The Correct Option is A

Step 1: To find the critical points of the function, we first calculate its derivative. Start by applying the product rule: \[ f'(x) = \frac{d}{dx} \left[ (x - 4)^2 (1 + x)^3 \right]. \] By the product rule: \[ f'(x) = 2(x - 4)(1 + x)^3 + (x - 4)^2 \cdot 3(1 + x)^2. \] Step 2: Factor out the common terms from the derivative expression: \[ f'(x) = (x - 4)(1 + x)^2 \left[ 2(1 + x) + 3(x - 4) \right]. \] Step 3: Simplify the expression inside the brackets: \[ 2(1 + x) + 3(x - 4) = 2 + 2x + 3x - 12 = 5x - 10. \] Thus, the derivative becomes: \[ f'(x) = (x - 4)(1 + x)^2 (5x - 10). \] Step 4: To find the critical points, set the derivative equal to zero: \[ (x - 4)(1 + x)^2 (5x - 10) = 0. \] Step 5: Solve the equation: - \( x - 4 = 0 \) gives \( x = 4 \), - \( (1 + x)^2 = 0 \) gives \( x = -1 \), - \( 5x - 10 = 0 \) gives \( x = 2 \). 

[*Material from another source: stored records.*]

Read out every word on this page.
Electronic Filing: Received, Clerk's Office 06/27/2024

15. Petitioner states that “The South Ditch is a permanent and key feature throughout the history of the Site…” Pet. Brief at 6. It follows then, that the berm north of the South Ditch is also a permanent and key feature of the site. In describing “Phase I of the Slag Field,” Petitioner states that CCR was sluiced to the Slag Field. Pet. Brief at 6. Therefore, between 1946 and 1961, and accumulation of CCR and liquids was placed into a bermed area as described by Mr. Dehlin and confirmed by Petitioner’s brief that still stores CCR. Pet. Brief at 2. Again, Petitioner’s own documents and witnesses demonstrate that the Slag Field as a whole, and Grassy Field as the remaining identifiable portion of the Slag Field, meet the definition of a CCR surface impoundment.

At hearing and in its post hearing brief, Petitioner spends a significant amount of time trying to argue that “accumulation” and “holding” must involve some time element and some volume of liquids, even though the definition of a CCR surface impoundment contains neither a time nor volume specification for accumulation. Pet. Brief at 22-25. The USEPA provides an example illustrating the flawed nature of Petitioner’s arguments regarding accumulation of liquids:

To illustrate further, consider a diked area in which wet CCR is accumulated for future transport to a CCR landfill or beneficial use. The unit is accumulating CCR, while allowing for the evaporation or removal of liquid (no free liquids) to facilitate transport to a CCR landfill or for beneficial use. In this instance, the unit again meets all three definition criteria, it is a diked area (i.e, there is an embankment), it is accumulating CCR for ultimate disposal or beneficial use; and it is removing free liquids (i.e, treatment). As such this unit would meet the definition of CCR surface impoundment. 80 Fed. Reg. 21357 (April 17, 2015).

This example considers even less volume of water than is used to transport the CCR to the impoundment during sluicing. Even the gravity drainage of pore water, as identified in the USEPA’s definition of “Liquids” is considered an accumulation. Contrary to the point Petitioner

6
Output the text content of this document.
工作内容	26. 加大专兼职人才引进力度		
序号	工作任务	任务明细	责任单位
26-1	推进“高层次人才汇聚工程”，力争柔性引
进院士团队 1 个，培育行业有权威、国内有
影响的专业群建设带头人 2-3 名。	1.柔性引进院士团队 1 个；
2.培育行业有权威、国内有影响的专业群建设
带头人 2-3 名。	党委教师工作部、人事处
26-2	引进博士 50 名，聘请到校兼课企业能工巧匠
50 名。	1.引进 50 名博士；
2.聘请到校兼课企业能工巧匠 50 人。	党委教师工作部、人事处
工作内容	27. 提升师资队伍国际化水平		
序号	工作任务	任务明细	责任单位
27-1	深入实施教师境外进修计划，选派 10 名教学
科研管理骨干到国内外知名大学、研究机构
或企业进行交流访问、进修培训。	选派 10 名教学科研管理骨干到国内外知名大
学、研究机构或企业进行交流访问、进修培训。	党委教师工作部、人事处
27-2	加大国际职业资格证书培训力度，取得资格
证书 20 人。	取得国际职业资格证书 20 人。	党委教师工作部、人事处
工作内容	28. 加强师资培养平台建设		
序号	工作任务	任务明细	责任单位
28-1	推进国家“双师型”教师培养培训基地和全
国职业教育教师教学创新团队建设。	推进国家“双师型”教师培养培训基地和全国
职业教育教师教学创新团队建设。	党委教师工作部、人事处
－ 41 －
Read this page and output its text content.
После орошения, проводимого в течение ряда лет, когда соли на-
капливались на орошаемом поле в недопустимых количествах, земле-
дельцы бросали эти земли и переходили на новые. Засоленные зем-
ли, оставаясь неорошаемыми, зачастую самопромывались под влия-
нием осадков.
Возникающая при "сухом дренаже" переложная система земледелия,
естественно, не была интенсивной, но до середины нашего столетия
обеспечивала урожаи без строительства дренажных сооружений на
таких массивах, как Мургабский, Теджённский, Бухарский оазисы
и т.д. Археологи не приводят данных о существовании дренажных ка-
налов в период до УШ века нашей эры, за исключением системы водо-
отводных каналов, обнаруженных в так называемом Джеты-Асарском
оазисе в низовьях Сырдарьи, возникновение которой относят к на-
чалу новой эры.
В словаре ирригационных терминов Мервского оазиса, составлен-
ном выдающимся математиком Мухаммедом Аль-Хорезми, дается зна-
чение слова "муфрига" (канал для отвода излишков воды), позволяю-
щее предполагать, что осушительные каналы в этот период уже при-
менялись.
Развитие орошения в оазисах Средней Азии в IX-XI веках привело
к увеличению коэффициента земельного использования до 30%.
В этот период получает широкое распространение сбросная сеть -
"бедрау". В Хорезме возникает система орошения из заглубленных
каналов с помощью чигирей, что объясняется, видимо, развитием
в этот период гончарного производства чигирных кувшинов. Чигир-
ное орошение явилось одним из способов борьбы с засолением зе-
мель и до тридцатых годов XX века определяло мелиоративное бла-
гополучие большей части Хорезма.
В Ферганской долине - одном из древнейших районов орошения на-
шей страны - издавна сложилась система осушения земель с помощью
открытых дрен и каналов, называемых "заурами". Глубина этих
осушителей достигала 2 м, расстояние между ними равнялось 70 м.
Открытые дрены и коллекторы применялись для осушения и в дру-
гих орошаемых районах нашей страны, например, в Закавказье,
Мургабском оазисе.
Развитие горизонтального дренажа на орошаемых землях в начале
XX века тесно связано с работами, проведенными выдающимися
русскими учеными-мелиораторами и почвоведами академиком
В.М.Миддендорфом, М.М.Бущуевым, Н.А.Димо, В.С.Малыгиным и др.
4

Thus, the critical points are \( x = 4 \), \( x = -1 \), and \( x = 2 \). 
Step 6: To determine whether these points are local extrema, check the second derivative or use the first derivative test. 
By evaluating the function behavior or using the second derivative test, we find that \( x = 2 \) corresponds to a local extremum.